When comparing the thermal conductivity of CeO2 pellet sintered in SPS and CeO2 + 6 vol.-% SiC pellet sintered in SPS, higher thermal conductivity was measured for the CeO2 pellet. This result was contrary to expectations, and similar trend was observed such as for green body pellets. The reason for such low thermal conductivity of pellet with the addition of high conductive SiC can be found in the microstructure, especially in the grain boundaries. This microstructure is shown in Figure 1d, and there can be seen that the boundary between SiC particles and CeO2 matrix is not continuously connected. SiC particles are loosely inserted into the CeO2 matrix, so there is not good contact between SiC and CeO2. This bad contact between SiC particles and CeO2 matrix creates once more high number of interphase boundaries and thus high number of phonon scattering centres. This phonon scattering centres greatly reduce the thermal conductivity of CeO2 + 6 vol.-% SiC pellet. The problem of grain boundary is very similar also for UO2 + SiC system as reported in the literature [14,33] and similar solutions for both systems can be expected.
Conclusions
Examined sintering behaviour of SiC in CeO2 matrix has some similarities to the behaviour of SiC in UO2 matrix observed in the literature. Both mixtures have disruptions on SiC-matrix grain boundary. It was also verified that composite pellets with the addition of SiC cannot be conventionally sintered in air atmosphere without oxidation of SiC to SiO2. These composites of pellets can be prepared in SPS reductive conditions. The main limitation of CeO2 is its reduction to Ce2O3 during sintering in SPS at relatively low temperatures, which limits the use of CeO2 as a surrogate material for UO2.
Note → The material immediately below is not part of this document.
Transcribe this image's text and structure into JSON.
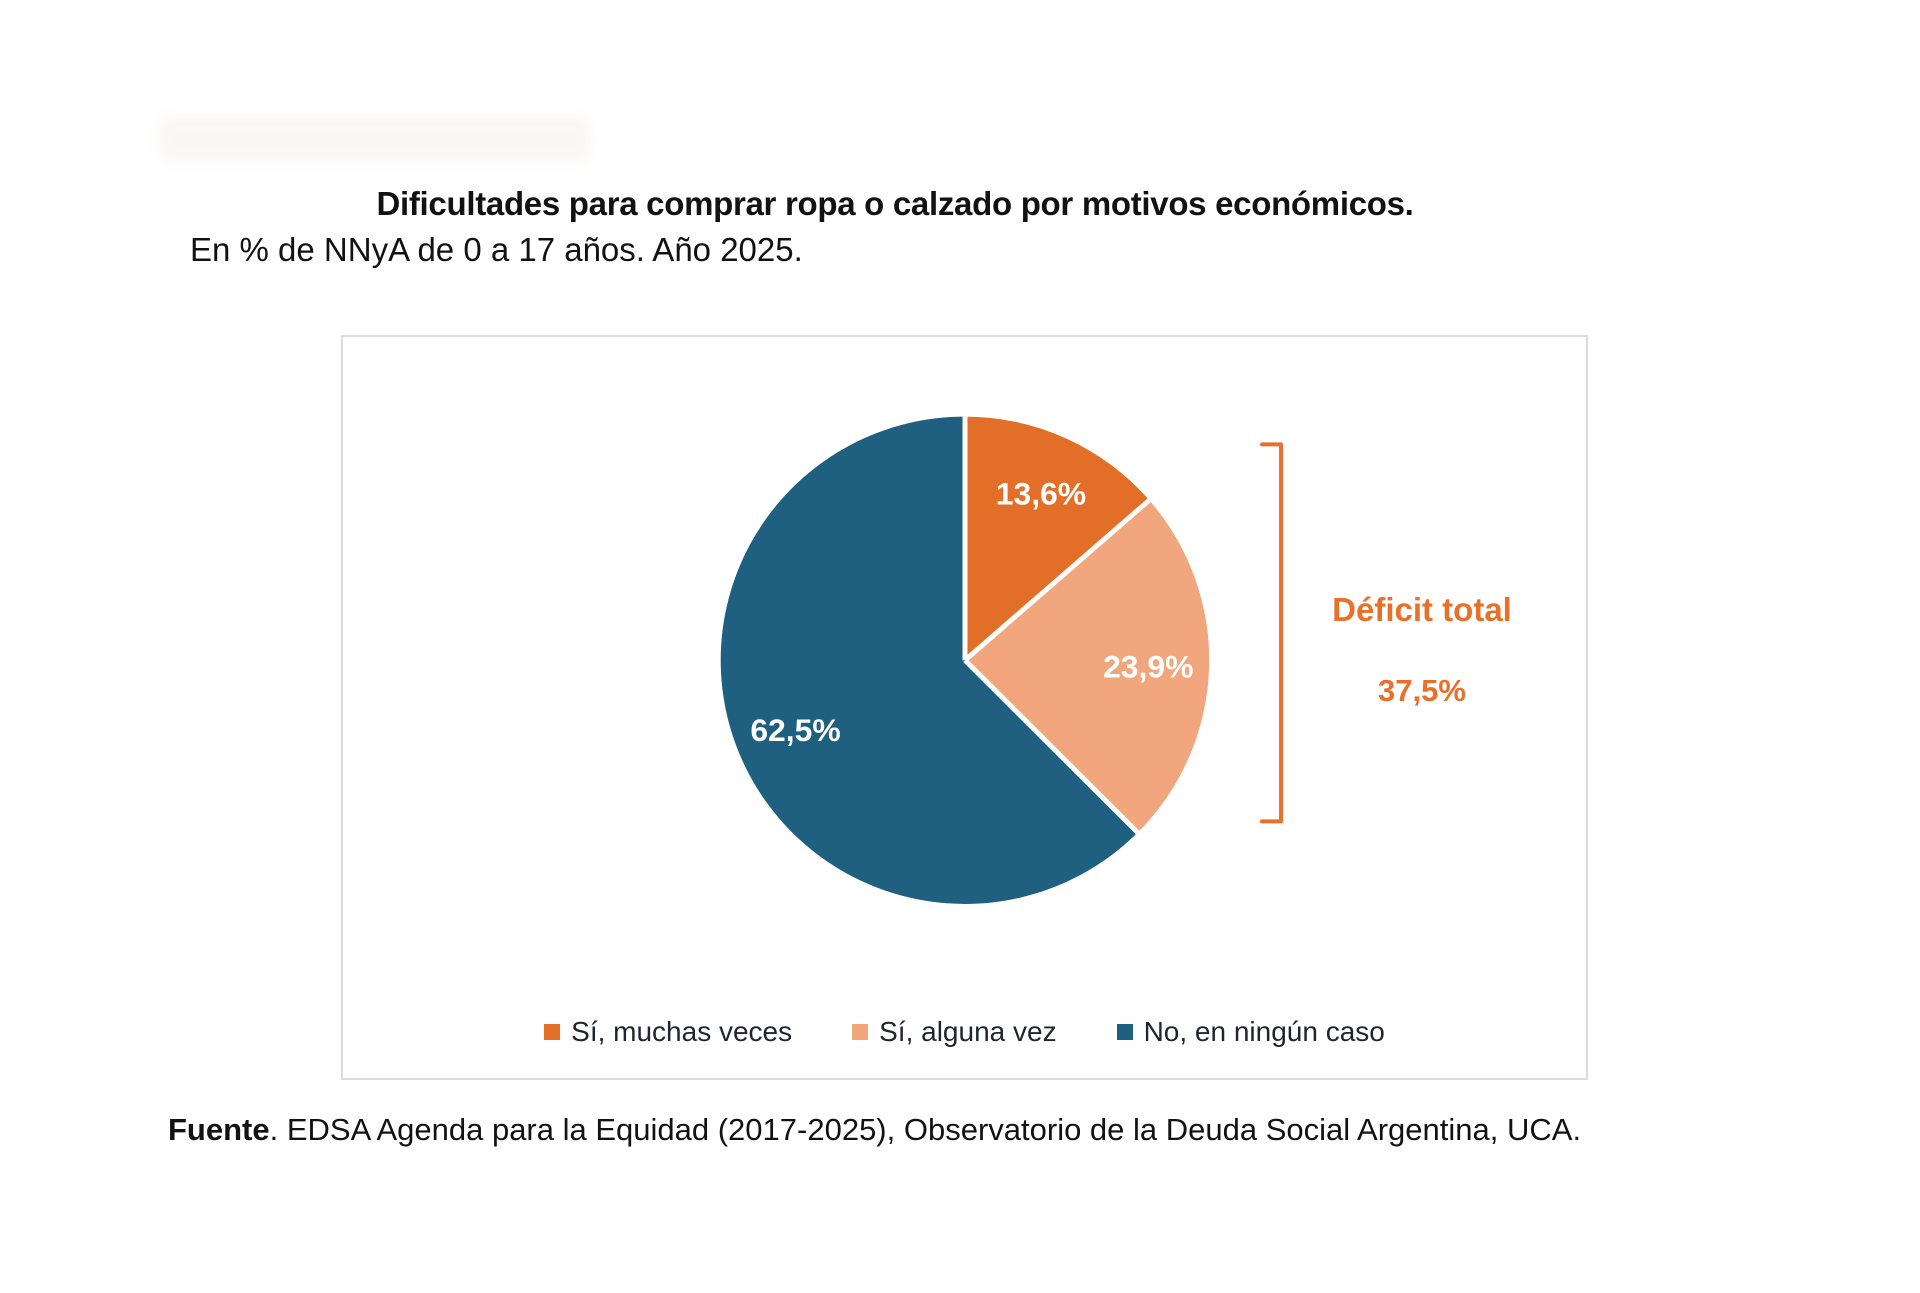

SiC additive inside the CeO2 matrix has not positive influence on thermal conductivity at high temperatures. All composite pellets had lower thermal conductivities than pure CeO2 pellets, which was caused by phonon scattering on imperfect boundaries between CeO2 matrix and SiC particles. Application of CeO2 during the investigation of UO2 thermal conductivity enhancement is feasible, however, within many restrictions given by lower stability of oxygen in CeO2 than in UO2.
Footnotes
Disclosure statement
No potential conflict of interest was reported by the authors.